Adren's profile

16 Messages

 • 

234 Points

Saturday, September 24th, 2022 4:48 PM

In Progress

Missing entries (tconst) in title.basics.tsv with regard to other files

When checking in the main file (title.basics.tsv) all the tconst (tt....) found in the other files (akas, episodes and principals) there seems to be incoherencies and missing movies or TV shows.
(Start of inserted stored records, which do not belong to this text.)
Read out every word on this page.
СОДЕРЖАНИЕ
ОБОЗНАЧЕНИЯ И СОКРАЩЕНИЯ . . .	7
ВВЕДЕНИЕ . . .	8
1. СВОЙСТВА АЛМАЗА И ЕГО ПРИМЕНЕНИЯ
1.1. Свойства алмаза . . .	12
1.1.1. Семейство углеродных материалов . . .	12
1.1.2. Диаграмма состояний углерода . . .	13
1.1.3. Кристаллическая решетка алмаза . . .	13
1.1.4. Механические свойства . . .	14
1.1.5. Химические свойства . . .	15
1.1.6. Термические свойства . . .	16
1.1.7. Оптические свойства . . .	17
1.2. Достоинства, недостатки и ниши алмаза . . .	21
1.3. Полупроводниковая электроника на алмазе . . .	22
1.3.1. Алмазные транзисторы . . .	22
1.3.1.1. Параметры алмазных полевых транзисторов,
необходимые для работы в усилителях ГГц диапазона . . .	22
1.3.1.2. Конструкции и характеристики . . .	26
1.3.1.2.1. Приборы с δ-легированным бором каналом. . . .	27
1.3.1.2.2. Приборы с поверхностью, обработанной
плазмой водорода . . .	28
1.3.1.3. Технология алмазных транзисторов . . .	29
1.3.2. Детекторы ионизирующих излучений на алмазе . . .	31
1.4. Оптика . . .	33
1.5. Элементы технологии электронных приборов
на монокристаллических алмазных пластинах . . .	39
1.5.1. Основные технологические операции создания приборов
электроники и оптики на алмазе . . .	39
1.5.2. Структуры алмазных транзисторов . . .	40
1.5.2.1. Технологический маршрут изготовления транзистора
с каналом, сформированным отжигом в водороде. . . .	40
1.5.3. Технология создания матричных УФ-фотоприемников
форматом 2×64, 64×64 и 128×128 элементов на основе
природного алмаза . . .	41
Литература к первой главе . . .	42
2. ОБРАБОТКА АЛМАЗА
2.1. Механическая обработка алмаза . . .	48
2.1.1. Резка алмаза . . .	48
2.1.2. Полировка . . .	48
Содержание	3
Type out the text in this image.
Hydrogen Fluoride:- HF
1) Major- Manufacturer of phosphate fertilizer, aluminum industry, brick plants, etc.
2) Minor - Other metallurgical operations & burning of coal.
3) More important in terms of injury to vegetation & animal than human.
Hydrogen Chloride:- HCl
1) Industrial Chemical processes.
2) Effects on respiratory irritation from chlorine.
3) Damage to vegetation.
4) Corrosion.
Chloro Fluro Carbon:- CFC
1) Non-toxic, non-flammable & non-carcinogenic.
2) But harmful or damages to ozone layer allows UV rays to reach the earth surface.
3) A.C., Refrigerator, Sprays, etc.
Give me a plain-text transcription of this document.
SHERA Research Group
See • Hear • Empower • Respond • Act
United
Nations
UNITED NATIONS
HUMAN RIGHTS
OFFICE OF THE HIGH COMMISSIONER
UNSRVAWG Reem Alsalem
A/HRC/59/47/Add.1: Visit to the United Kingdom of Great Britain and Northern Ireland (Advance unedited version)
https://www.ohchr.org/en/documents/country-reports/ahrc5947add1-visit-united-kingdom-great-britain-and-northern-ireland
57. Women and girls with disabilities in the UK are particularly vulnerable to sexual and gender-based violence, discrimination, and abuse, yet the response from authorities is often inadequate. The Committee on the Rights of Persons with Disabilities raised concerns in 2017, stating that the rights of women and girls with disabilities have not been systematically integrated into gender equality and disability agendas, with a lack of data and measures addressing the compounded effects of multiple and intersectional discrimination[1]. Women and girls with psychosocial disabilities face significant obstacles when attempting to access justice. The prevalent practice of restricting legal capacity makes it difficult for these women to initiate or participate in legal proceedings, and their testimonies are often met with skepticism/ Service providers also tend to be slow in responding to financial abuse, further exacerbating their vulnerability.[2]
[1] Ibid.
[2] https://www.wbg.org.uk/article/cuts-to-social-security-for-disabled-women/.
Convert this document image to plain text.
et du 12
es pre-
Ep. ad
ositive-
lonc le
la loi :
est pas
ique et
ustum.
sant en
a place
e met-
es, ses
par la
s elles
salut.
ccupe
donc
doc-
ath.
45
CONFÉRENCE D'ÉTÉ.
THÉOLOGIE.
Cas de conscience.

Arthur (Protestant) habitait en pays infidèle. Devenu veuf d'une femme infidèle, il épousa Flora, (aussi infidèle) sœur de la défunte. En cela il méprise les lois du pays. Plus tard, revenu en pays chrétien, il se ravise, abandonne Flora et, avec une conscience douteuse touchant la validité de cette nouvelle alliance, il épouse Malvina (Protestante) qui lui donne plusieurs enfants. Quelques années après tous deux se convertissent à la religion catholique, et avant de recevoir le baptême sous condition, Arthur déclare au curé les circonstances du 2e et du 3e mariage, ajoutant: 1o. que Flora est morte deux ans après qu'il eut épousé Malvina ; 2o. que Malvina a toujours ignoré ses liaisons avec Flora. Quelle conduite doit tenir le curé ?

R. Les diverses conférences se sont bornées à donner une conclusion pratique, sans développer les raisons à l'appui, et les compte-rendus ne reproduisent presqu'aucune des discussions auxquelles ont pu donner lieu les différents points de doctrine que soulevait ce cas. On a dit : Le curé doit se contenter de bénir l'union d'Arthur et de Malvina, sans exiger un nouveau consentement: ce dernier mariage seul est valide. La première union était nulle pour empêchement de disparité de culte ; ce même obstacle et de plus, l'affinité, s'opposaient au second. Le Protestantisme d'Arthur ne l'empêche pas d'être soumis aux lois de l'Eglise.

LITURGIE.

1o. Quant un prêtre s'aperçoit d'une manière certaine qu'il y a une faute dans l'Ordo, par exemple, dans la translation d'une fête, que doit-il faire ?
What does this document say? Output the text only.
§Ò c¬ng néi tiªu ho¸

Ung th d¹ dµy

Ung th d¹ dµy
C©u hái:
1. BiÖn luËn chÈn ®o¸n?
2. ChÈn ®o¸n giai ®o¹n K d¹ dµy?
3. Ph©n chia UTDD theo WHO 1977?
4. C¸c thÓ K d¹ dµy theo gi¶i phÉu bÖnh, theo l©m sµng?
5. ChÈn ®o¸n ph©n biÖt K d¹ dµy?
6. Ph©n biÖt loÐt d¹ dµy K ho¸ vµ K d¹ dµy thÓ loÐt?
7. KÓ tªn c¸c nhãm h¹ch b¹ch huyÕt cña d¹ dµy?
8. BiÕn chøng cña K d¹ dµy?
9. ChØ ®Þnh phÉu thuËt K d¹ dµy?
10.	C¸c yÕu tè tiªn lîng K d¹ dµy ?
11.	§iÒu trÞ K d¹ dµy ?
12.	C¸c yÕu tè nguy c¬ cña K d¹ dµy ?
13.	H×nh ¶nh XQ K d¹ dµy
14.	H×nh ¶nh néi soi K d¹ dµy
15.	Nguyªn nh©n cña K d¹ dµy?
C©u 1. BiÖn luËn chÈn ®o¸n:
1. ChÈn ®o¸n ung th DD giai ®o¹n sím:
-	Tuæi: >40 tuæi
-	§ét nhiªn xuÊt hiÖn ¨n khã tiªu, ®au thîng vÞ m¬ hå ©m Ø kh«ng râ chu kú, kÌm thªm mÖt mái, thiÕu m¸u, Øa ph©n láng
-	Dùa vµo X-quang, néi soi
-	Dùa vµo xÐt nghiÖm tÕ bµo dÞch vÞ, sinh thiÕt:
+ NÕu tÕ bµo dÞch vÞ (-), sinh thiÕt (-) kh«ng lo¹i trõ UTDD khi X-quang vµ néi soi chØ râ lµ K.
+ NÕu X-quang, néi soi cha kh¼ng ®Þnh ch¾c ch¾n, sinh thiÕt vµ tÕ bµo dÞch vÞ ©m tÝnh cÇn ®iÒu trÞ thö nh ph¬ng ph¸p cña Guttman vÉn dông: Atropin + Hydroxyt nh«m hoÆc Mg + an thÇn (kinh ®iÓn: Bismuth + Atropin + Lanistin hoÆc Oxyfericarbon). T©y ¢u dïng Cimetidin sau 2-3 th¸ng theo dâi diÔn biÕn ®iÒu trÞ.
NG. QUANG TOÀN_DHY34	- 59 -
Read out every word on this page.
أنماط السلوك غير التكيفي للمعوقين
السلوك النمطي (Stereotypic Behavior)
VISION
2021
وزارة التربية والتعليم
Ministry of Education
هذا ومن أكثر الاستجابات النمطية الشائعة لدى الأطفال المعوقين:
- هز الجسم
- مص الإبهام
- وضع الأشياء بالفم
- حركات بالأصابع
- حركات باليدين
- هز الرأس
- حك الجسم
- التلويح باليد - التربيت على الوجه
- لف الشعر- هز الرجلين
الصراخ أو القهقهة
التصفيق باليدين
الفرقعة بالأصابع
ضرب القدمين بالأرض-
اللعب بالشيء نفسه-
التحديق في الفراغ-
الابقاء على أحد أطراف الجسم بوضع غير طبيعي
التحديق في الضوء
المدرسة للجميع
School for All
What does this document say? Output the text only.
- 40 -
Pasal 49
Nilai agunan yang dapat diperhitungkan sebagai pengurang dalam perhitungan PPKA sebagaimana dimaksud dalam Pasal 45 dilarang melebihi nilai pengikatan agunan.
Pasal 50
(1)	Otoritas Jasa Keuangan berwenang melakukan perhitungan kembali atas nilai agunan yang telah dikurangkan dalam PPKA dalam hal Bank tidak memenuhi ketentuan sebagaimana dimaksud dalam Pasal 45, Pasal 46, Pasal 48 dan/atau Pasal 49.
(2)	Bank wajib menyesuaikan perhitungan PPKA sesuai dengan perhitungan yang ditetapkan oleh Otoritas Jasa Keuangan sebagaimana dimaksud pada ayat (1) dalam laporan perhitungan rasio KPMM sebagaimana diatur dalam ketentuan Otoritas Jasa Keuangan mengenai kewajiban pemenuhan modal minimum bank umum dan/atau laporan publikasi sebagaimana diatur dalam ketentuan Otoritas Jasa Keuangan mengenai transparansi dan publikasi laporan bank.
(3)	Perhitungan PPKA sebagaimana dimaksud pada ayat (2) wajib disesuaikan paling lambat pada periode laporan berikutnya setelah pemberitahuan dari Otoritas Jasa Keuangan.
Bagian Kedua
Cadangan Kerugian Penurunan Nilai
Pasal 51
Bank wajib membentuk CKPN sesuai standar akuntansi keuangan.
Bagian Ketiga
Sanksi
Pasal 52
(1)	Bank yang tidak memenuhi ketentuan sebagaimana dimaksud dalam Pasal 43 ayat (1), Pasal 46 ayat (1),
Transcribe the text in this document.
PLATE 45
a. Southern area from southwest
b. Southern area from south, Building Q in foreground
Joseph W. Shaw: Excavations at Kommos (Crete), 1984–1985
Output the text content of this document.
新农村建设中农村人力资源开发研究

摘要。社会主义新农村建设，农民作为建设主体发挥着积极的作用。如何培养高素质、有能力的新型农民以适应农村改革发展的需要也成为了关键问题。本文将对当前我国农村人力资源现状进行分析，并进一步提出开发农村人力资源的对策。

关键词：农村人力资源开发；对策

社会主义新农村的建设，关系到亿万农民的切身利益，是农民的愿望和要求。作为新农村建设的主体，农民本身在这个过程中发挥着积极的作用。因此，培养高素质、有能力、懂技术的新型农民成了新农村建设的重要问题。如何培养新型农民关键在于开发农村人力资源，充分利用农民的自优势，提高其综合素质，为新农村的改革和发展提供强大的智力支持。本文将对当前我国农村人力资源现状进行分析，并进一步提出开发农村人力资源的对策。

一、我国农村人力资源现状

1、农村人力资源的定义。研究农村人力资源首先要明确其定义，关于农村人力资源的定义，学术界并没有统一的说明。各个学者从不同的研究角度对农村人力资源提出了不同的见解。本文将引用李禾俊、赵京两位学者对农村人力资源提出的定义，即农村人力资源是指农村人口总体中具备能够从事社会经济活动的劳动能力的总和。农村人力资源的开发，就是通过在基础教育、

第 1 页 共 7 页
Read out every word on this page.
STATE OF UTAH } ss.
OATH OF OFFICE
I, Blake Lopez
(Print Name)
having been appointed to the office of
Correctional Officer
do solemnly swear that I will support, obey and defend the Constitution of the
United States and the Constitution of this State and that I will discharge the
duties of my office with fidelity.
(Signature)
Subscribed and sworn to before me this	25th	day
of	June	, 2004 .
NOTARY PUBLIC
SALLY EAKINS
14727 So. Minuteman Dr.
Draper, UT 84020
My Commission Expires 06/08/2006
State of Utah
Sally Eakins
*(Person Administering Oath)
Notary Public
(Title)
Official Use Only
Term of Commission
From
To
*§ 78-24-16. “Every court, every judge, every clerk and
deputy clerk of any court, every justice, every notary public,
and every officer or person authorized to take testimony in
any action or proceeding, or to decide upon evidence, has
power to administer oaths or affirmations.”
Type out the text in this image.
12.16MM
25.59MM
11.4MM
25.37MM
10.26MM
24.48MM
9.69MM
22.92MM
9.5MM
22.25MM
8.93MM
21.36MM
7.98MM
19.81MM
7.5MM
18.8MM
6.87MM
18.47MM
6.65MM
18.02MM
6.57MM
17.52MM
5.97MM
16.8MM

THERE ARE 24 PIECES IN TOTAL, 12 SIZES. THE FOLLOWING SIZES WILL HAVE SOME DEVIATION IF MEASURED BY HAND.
The parent series of some TV show episodes found in the title.episodes.tsv (the parentTconst value) are absent in the title.basics.tsv
For instance, tt0086748 show 8 episodes in the title.episodes.tsv

+-----------+--------------+--------------+---------------+
| tconst    | parentTconst | seasonNumber | episodeNumber |
+-----------+--------------+--------------+---------------+
| tt0630512 | tt0086748    | 1            | 6             |
| tt0630513 | tt0086748    | 1            | 8             |
| tt0630514 | tt0086748    | 1            | 7             |
| tt0630515 | tt0086748    | 1            | 4             |
| tt0630516 | tt0086748    | 1            | 2             |
| tt0630517 | tt0086748    | 1            | 5             |
| tt0630518 | tt0086748    | 1            | 1             |
| tt0630519 | tt0086748    | 1            | 3             |
+-----------+--------------+--------------+---------------+

but tt0086748 is not present on title.basics.tsv

while the TV show exists on IMdb:
https://www.imdb.com/title/tt0086748/

What is even more surprising, is that for some cases the webpage of the parent TV show doesn't exists on the file nor on the website:

+-----------+--------------+--------------+---------------+
| tconst    | parentTconst | seasonNumber | episodeNumber |
+-----------+--------------+--------------+---------------+
| tt7153894 | tt4824012    | 6            | 21            |
+-----------+--------------+--------------+---------------+


tt4824012 is also absent from tile.basics.tsv and it returns a dead page
but tt6781204 shows the episode with a different ID for the serie (tt2912216 instead of tt4824012)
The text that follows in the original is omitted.